Researchers from the LNM Institute of Information Technology and the Indian Institute of Information Technology recently proposed a new model for AI—one that goes through a human life cycle. The team focused on pairing different AI systems with their functional equivalents in the human brain. By mimicking our own biological advantages, the researchers believe that AI could eventually become an ever-evolving assistant that learns to better suit individual users’ needs.
Freed from the bounds of biology, AI can learn from data at speeds incomprehensible to the human mind. And with that speed, AI can accomplish things that might normally take a human hours to complete, like analyzing a database of thousands of customer habits. But our brain, sculpted by millions upon millions of years of evolution, is more energy efficient, more adaptable, and can learn from a relatively limited pool of data—we don’t need to see thousands of images of horses to learn what a horse is.

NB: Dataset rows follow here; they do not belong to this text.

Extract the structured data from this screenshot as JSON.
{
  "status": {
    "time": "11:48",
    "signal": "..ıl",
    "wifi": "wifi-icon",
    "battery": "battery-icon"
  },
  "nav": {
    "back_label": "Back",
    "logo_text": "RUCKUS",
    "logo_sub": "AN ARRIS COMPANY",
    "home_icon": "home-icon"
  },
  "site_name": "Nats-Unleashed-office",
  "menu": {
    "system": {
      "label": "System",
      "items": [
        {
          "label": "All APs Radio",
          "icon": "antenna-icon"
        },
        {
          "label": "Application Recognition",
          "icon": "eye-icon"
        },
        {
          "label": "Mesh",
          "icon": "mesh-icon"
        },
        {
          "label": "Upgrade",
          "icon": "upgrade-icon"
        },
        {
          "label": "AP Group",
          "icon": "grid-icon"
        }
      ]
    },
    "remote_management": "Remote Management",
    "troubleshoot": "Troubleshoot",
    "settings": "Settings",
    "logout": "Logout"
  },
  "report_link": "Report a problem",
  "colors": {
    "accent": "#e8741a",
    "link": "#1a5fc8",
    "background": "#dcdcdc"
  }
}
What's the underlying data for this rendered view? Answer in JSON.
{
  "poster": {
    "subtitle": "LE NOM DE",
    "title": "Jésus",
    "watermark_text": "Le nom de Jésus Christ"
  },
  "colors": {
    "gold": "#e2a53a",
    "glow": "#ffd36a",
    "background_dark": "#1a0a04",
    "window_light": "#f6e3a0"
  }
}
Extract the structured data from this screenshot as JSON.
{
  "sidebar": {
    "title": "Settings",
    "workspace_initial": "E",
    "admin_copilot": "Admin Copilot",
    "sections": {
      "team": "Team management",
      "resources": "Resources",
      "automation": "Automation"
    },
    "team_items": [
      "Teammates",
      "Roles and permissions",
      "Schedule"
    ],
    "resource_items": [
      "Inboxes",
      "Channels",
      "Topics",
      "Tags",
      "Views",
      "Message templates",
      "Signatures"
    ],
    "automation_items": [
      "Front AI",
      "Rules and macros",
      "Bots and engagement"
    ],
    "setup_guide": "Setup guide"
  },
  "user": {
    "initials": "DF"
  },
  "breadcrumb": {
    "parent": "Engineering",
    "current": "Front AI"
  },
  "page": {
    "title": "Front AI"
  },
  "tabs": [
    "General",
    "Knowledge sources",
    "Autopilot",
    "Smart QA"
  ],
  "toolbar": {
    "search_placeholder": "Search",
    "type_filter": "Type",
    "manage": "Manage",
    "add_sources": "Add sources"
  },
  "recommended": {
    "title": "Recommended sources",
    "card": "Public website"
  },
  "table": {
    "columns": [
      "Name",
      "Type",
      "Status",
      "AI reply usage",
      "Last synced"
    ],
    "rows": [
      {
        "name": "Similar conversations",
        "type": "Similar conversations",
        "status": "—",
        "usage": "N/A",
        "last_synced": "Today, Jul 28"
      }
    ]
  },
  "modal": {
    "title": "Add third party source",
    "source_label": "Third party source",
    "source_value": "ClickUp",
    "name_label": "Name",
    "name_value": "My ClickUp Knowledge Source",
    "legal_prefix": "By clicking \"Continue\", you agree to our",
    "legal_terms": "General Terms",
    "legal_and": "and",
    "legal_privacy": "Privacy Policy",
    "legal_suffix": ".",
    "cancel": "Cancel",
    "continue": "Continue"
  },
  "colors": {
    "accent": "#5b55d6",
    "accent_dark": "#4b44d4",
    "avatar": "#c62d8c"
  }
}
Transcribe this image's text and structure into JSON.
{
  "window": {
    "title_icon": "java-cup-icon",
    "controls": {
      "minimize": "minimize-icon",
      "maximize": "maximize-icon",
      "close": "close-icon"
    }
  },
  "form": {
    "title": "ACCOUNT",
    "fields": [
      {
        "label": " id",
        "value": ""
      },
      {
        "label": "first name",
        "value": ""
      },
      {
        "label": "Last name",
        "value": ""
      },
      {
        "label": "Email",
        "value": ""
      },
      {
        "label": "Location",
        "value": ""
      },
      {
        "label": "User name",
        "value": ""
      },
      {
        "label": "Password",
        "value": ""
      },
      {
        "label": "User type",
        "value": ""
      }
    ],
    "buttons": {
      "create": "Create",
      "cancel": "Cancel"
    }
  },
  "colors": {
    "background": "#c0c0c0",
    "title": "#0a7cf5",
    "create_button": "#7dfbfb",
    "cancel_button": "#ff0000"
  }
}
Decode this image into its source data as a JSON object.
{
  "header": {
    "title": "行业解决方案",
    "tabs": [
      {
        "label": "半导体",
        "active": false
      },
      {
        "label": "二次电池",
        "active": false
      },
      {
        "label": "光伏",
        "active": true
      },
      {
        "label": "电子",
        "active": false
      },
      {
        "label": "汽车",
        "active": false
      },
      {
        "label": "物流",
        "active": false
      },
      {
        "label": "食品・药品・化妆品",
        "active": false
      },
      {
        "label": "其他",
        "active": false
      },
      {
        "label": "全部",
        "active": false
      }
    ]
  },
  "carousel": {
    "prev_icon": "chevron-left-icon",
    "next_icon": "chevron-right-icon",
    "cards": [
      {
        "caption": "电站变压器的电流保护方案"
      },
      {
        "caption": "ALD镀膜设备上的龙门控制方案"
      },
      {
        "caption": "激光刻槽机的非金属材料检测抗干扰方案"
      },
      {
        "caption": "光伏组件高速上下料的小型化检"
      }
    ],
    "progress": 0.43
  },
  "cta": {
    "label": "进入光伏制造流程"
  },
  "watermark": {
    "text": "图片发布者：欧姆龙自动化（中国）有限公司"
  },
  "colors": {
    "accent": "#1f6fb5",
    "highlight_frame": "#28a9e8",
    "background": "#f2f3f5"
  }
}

To mimic these biological benefits, some scientists think we need to push AI more toward how the human brain itself functions. For some, that’s led to the idea of neuromorphic computing, which aims to replicate the human brain’s neural structures within computers; for others, it means tearing down current AI architectures and starting from scratch.
But a new peer-reviewed article published earlier this year in the International Journal of Transdisciplinary Research and Perspectives is taking a slightly different approach. Researchers are pairing AI systems with parts of the human brain, while also giving the AIs their own version of a human life cycle. According to the paper, the new AI system develops a personality, sleeps, dreams—and eventually dies. This means AI could essentially become an assistant that progressively adapts to its user, rather than just a rigid input-output machine.
In the paper, computer scientist Krrish Choudhary at the LNM Institute of Information Technology in Jaipur, India, along with his coauthor, Tanvi Kandoi from the Indian Institute of Information Technology, use a neuroscience-inspired approach to replicate the human mind. They draw parallels between AI models and nearly two dozen brain structures, processes, hormones, and neurotransmitters. For example, the visual cortex could be paired with Google DeepMind’s vision-language model (VLM), PaliGemma. Here, “REM sleep” would play out via synthetic generation—or the AI generating text, images, and videos the same way our brains create scenes while dreaming.
“The architecture described in the paper organizes intelligence into specialized subsystems, closely mirroring the functional layout of the brain,” Choudhary says in an email. “This differs sharply from neuromorphic computing—instead, our approach focuses on functional equivalence, using existing AI components to reconstruct the organizational logic of the brain.”